Le sue ossessioni si facevano fiori neri e velenosi dentro di lui, fiorivano rigogliosi e forti, e andavano di pari passo con la sua straordinaria abilità nell’apprendere l’arte magica. Tuttavia, con il passare degli anni, il giovane Serpeverde aveva iniziato a reputare estremamente limitante la magia insegnata a scuola. Si chiedeva perché tutto dovesse essere così ligio e ossequioso alla correttezza, a un uso della magia equo e giusto verso gli altri. Certo, Hogwarts doveva formare maghi equilibrati, non dei delinquenti, poteva capirlo, ma solo in parte. Eppure, trovava smielato e disgustoso questo amore per la giustizia, per la luce, per la bontà. Il mondo non poteva essere fatto di sola luce - altrimenti, perché il mondo era fatto anche di notte, di ombre proiettate a terra e contro i muri? Aveva scoperto che anche la biblioteca aveva anche i suoi scaffali proibiti, e con il suo fascino e il suo modo di convincerti da elegante affabulatore, che tirava fuori solo se necessario, era arrivato a quell’angolo oscuro e si era da subito beato di quel nero denso, di rune dimenticate da tradurre faticosamente, di linguaggi cifrati da interpretare, di incantesimi proibiti. E quel senso di proibito implicava un’attrazione inarrestabile, perché quegli incantesimi andavano sentiti con tutto il proprio essere. Perché qualcosa di profondamente sentito e autentico prendeva il nome di Magia Oscura?
Aveva così trovato il modo per incanalare il suo odio per le sue origini babbane - che teneva ben nascoste - e un modo per dare un’ulteriore spinta alle sue ossessioni in un solo meraviglioso obiettivo. 

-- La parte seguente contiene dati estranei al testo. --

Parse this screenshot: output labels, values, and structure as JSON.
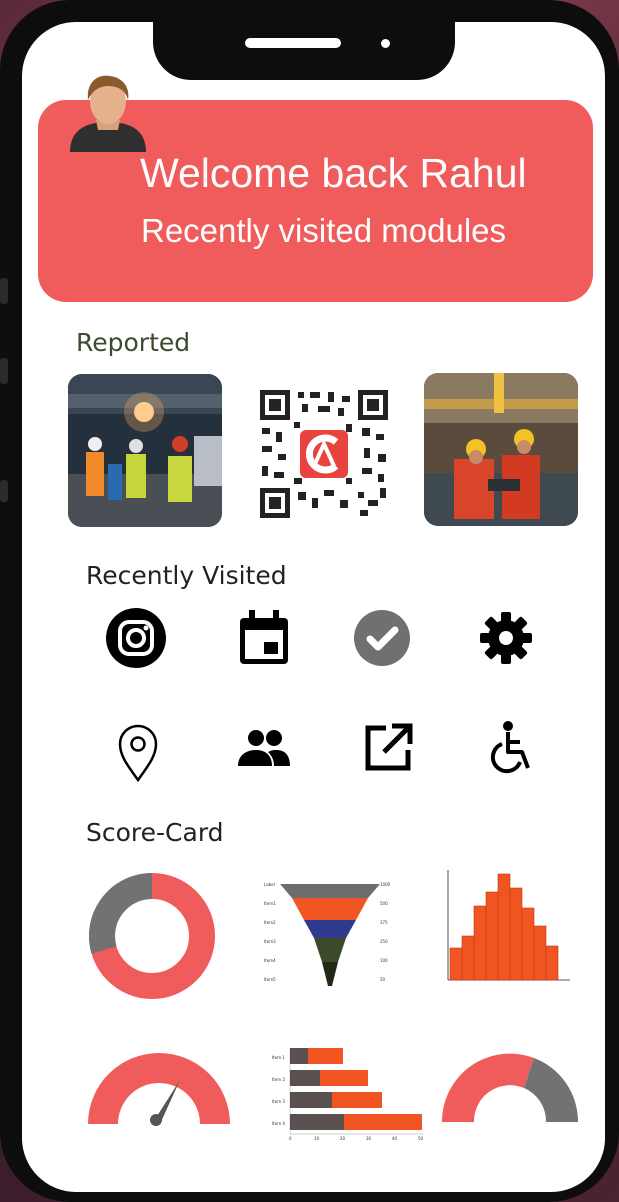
{
  "header": {
    "welcome": "Welcome back Rahul",
    "subtitle": "Recently visited modules"
  },
  "sections": {
    "reported": "Reported",
    "recently_visited": "Recently Visited",
    "score_card": "Score-Card"
  },
  "icons": [
    "instagram-icon",
    "calendar-icon",
    "check-circle-icon",
    "gear-icon",
    "map-pin-icon",
    "people-icon",
    "external-link-icon",
    "wheelchair-icon"
  ],
  "colors": {
    "accent": "#f05b5b",
    "grey": "#6e6e6e",
    "orange": "#f05522"
  }
}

Il fine ultimo della Magia Oscura era la Morte. Potevano girare attorno ai concetti e ai sentimenti di odio, disprezzo, ira, ma il fine ultimo di tutto quell’imparare, di quel diventare potenti in maniera illecita, era la morte. E non solo la morte altrui, ma anche la propria. Per quanto i maghi godessero di una durata della vita media più lunga di quella dei Babbani, anche loro avevano una data di scadenza. “Quindi vuol dire che tutto questo affannarsi non serve a nulla?” si era chiesto Tom Riddle, mentre sedeva al tavolo della Sala Comune di Serpeverde, rovinandosi la vista dietro un volume con delle scritte minuscole, appena illuminato da una candela oramai completamente sciolta. Perché nessun Mago Oscuro aveva trovato la soluzione alla Morte? Per Merlino, non potevano essere stati così ottusi. Domavano tutta la magia esistente, avevano una conoscenza della magia assai più profonda rispetto ai maghi normali, e nessuno di loro aveva pensato a vincere la Morte? Quale errore ingenuo, quanta superficialità e vanità, aveva pensato Tom. Ma lui avrebbe fatto la differenza.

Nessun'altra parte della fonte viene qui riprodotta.